In September, men’s soccer coach Michael Coven became the sixth coach in Division III history and 11th NCAA coach overall to earn 500 career wins. Coven, who reached this milestone in his 43rd season with the Judges, is the NCAA’s second-longest active tenured coach.

Dig this: Faculty members Andrew Koh (classical studies) and Travis Parno (anthropology) are leading Brandeis students on an archaeological dig in Concord, Mass., at McGrath Farm, part of the former Col. James Barrett Farm. The 10-acre site served as an arsenal during the Revolutionary War. Oral histories indicate that, in later centuries, freed slaves and German prisoners from World War II lived or worked at the farm. The Brandeis excavators believe they may also find Native American fire pits and stone tools, shedding light on an even earlier history.

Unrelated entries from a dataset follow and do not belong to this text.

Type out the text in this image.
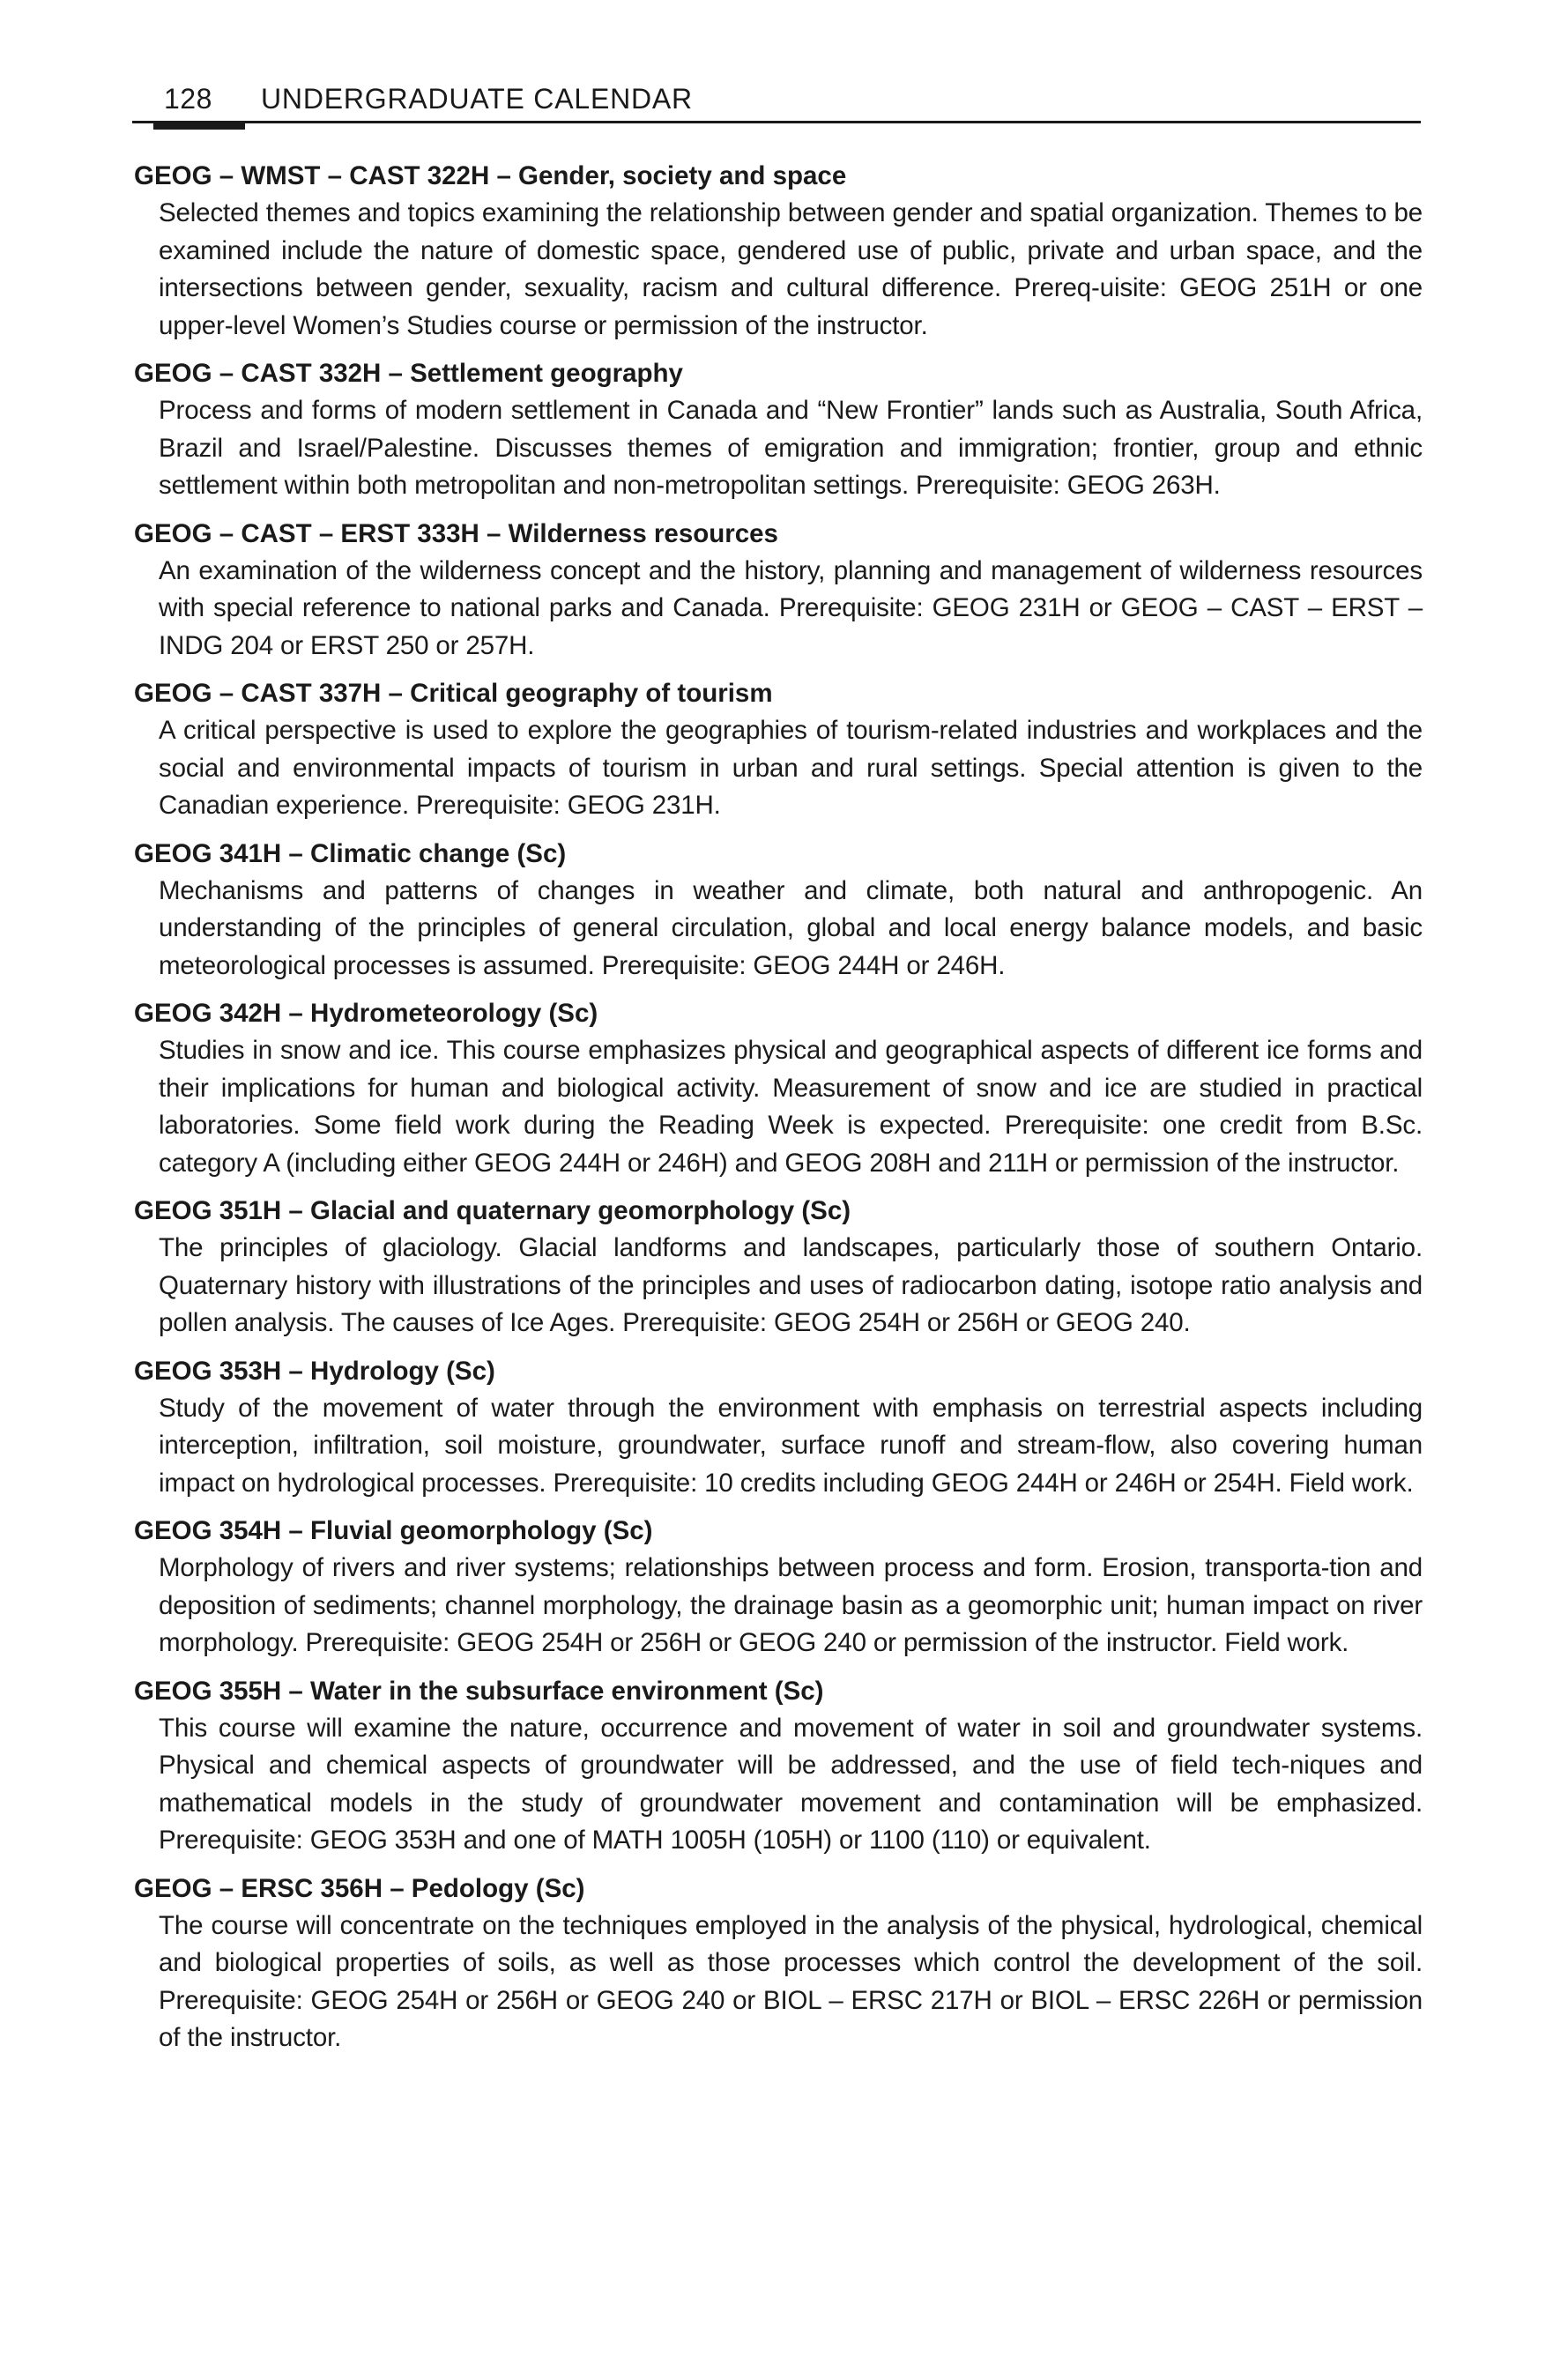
128 UNDERGRADUATE CALENDAR
GEOG – WMST – CAST 322H – Gender, society and space
Selected themes and topics examining the relationship between gender and spatial organization. Themes to be examined include the nature of domestic space, gendered use of public, private and urban space, and the intersections between gender, sexuality, racism and cultural difference. Prereq-uisite: GEOG 251H or one upper-level Women’s Studies course or permission of the instructor.
GEOG – CAST 332H – Settlement geography
Process and forms of modern settlement in Canada and “New Frontier” lands such as Australia, South Africa, Brazil and Israel/Palestine. Discusses themes of emigration and immigration; frontier, group and ethnic settlement within both metropolitan and non-metropolitan settings. Prerequisite: GEOG 263H.
GEOG – CAST – ERST 333H – Wilderness resources
An examination of the wilderness concept and the history, planning and management of wilderness resources with special reference to national parks and Canada. Prerequisite: GEOG 231H or GEOG – CAST – ERST – INDG 204 or ERST 250 or 257H.
GEOG – CAST 337H – Critical geography of tourism
A critical perspective is used to explore the geographies of tourism-related industries and workplaces and the social and environmental impacts of tourism in urban and rural settings. Special attention is given to the Canadian experience. Prerequisite: GEOG 231H.
GEOG 341H – Climatic change (Sc)
Mechanisms and patterns of changes in weather and climate, both natural and anthropogenic. An understanding of the principles of general circulation, global and local energy balance models, and basic meteorological processes is assumed. Prerequisite: GEOG 244H or 246H.
GEOG 342H – Hydrometeorology (Sc)
Studies in snow and ice. This course emphasizes physical and geographical aspects of different ice forms and their implications for human and biological activity. Measurement of snow and ice are studied in practical laboratories. Some field work during the Reading Week is expected. Prerequisite: one credit from B.Sc. category A (including either GEOG 244H or 246H) and GEOG 208H and 211H or permission of the instructor.
GEOG 351H – Glacial and quaternary geomorphology (Sc)
The principles of glaciology. Glacial landforms and landscapes, particularly those of southern Ontario. Quaternary history with illustrations of the principles and uses of radiocarbon dating, isotope ratio analysis and pollen analysis. The causes of Ice Ages. Prerequisite: GEOG 254H or 256H or GEOG 240.
GEOG 353H – Hydrology (Sc)
Study of the movement of water through the environment with emphasis on terrestrial aspects including interception, infiltration, soil moisture, groundwater, surface runoff and stream-flow, also covering human impact on hydrological processes. Prerequisite: 10 credits including GEOG 244H or 246H or 254H. Field work.
GEOG 354H – Fluvial geomorphology (Sc)
Morphology of rivers and river systems; relationships between process and form. Erosion, transporta-tion and deposition of sediments; channel morphology, the drainage basin as a geomorphic unit; human impact on river morphology. Prerequisite: GEOG 254H or 256H or GEOG 240 or permission of the instructor. Field work.
GEOG 355H – Water in the subsurface environment (Sc)
This course will examine the nature, occurrence and movement of water in soil and groundwater systems. Physical and chemical aspects of groundwater will be addressed, and the use of field tech-niques and mathematical models in the study of groundwater movement and contamination will be emphasized. Prerequisite: GEOG 353H and one of MATH 1005H (105H) or 1100 (110) or equivalent.
GEOG – ERSC 356H – Pedology (Sc)
The course will concentrate on the techniques employed in the analysis of the physical, hydrological, chemical and biological properties of soils, as well as those processes which control the development of the soil. Prerequisite: GEOG 254H or 256H or GEOG 240 or BIOL – ERSC 217H or BIOL – ERSC 226H or permission of the instructor.
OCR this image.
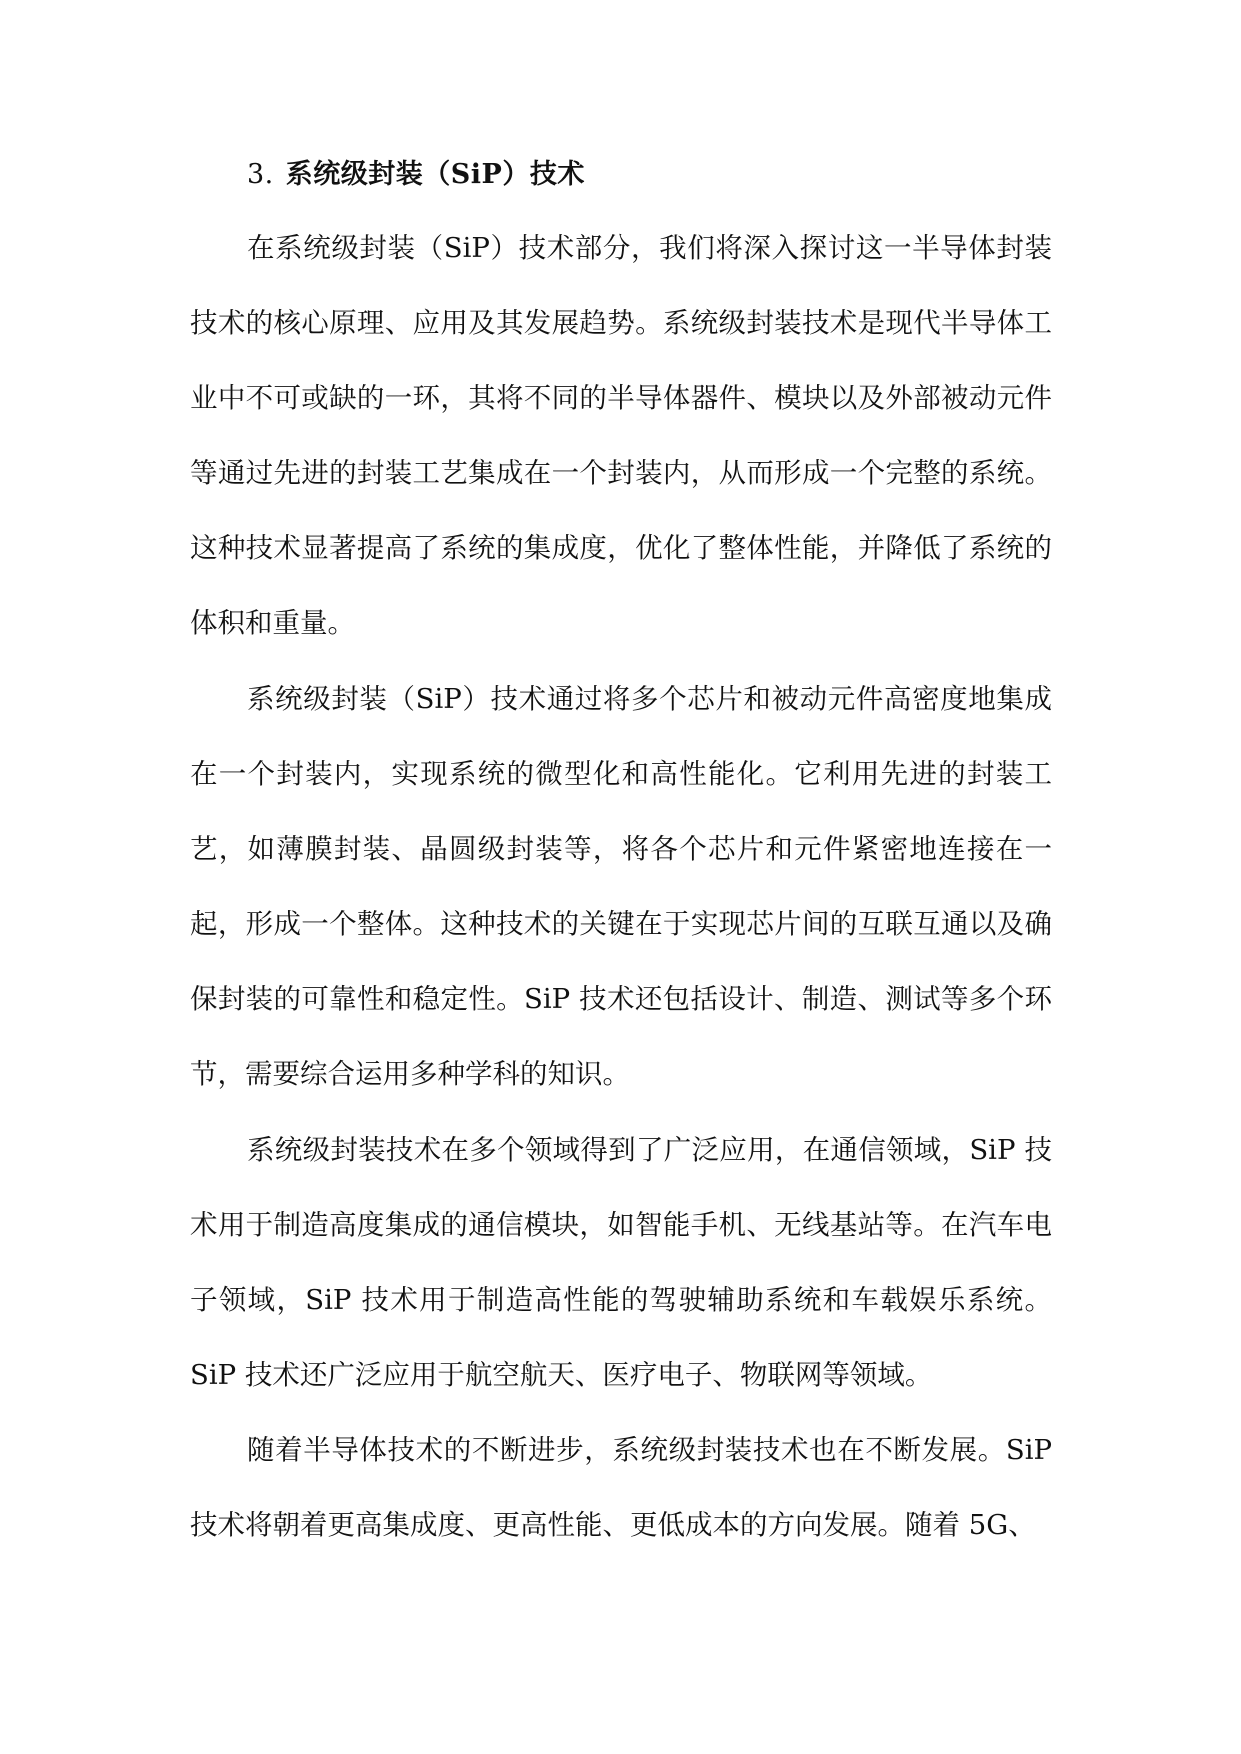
3. 系统级封装（SiP）技术

在系统级封装（SiP）技术部分，我们将深入探讨这一半导体封装技术的核心原理、应用及其发展趋势。系统级封装技术是现代半导体工业中不可或缺的一环，其将不同的半导体器件、模块以及外部被动元件等通过先进的封装工艺集成在一个封装内，从而形成一个完整的系统。这种技术显著提高了系统的集成度，优化了整体性能，并降低了系统的体积和重量。

系统级封装（SiP）技术通过将多个芯片和被动元件高密度地集成在一个封装内，实现系统的微型化和高性能化。它利用先进的封装工艺，如薄膜封装、晶圆级封装等，将各个芯片和元件紧密地连接在一起，形成一个整体。这种技术的关键在于实现芯片间的互联互通以及确保封装的可靠性和稳定性。SiP 技术还包括设计、制造、测试等多个环节，需要综合运用多种学科的知识。

系统级封装技术在多个领域得到了广泛应用，在通信领域，SiP 技术用于制造高度集成的通信模块，如智能手机、无线基站等。在汽车电子领域，SiP 技术用于制造高性能的驾驶辅助系统和车载娱乐系统。SiP 技术还广泛应用于航空航天、医疗电子、物联网等领域。

随着半导体技术的不断进步，系统级封装技术也在不断发展。SiP 技术将朝着更高集成度、更高性能、更低成本的方向发展。随着 5G、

Derek Carlson ’91 has been named the Judges’ new head coach for baseball, succeeding Pete Varney, who retired this spring after a 34-year career that included more than 700 wins. Carlson comes to Brandeis from Roger Williams, where he had been head coach since 2003. As a Brandeis student-athlete, he played catcher, starting for four years and serving as team captain his senior year.